Recep Tayyip Erdoğan’ın ta iktidarının ilk yıllarında Japonya’ya yaptığı ziyaret sırasında İsrail yine Filistinlilere saldırmış ve birçok sivili öldürmüştü. O güne kadar hiçbir ülke liderinin cesaret edemediği bir söz söyledi Erdoğan: “İsrail devlet terörü uyguluyor.”
Erdoğan’ın bu sözleri, içeriden çok dışarıda büyük yankılar buldu. Batı medyası ağız birliği yaparak Erdoğan aleyhinde inanılmaz bir saldırı ve karalama kampanyası başlatmıştı.
Türkiye’de ise, “bu medya grubunda İsrail ve Yahudilik aleyhinde haber, yorum yapılamaz” maddesini bulunduran Yahudi Axel Springer’in ortağı olduğu Türk medya gurubu da Erdoğan’a eleştiri getirmiş ve İsrail’in sivilleri katletmesini meşru göstermeye çalışmıştı.
Erdoğan’ın o çıkışı, Davos’taki meşhur “One munit” isyanı ile zirve yapmıştı. Her iki çıkış da planlanmış, hesaplanmış değildi. Sayın Erdoğan’ın fıtri bir refleksi idi. Ve ilginçtir Erdoğan’ın bütün fıtri refleksleri, birbirini tamamlayan zincirin halkaları gibi. Ve hepsinin ortak özelliği, mevcut sömürü düzenine isyan etmek, onun maskesini düşürmek, kitleleri uyandırmaya vesile olmasıdır.
Sayın Erdoğan’ın “Dünya beşten büyüktür” mottosu, bütün dünyanın gözleri üzerine serpilmiş ölü toprağının silkelenmesine sebep oldu.

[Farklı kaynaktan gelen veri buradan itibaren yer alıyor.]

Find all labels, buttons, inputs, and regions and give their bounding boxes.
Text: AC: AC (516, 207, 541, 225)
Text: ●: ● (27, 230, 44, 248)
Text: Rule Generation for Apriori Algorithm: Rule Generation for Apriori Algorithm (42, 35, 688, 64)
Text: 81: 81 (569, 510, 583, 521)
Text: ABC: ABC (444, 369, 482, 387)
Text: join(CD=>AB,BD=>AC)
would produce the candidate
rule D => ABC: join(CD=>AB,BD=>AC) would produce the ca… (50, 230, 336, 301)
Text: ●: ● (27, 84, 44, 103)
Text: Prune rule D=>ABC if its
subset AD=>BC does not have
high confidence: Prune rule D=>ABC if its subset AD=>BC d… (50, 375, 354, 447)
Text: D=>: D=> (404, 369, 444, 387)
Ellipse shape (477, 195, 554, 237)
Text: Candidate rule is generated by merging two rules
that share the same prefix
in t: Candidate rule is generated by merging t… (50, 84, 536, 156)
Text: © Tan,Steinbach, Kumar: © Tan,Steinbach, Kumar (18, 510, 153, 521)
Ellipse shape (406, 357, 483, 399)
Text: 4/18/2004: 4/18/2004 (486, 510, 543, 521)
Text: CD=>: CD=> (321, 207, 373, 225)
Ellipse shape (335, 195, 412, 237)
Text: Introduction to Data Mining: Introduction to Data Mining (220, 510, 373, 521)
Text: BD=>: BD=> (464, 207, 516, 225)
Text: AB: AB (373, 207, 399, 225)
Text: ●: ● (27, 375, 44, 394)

Sayın Erdoğan Afrika’yı çok önemsiyor. Malum dışişleri bakanları ve bürokratlardan yakasını sıyırabildikçe Afrika ile diplomasi kanalları açtı, ticaret hacmini geliştirdi. Erdoğan, iktisatçı biri olarak 1 milyar 100 milyonluk Afrika’nın ekonomik değer olarak 500 milyonluk Avrupa’dan daha verimli olacağını hesaplayıp ve bu yönde adımlar atmaya çalışıyordu. Ne var ki atadığı bütün Dışişleri Bakanlarının dolaylı engeline takıldı.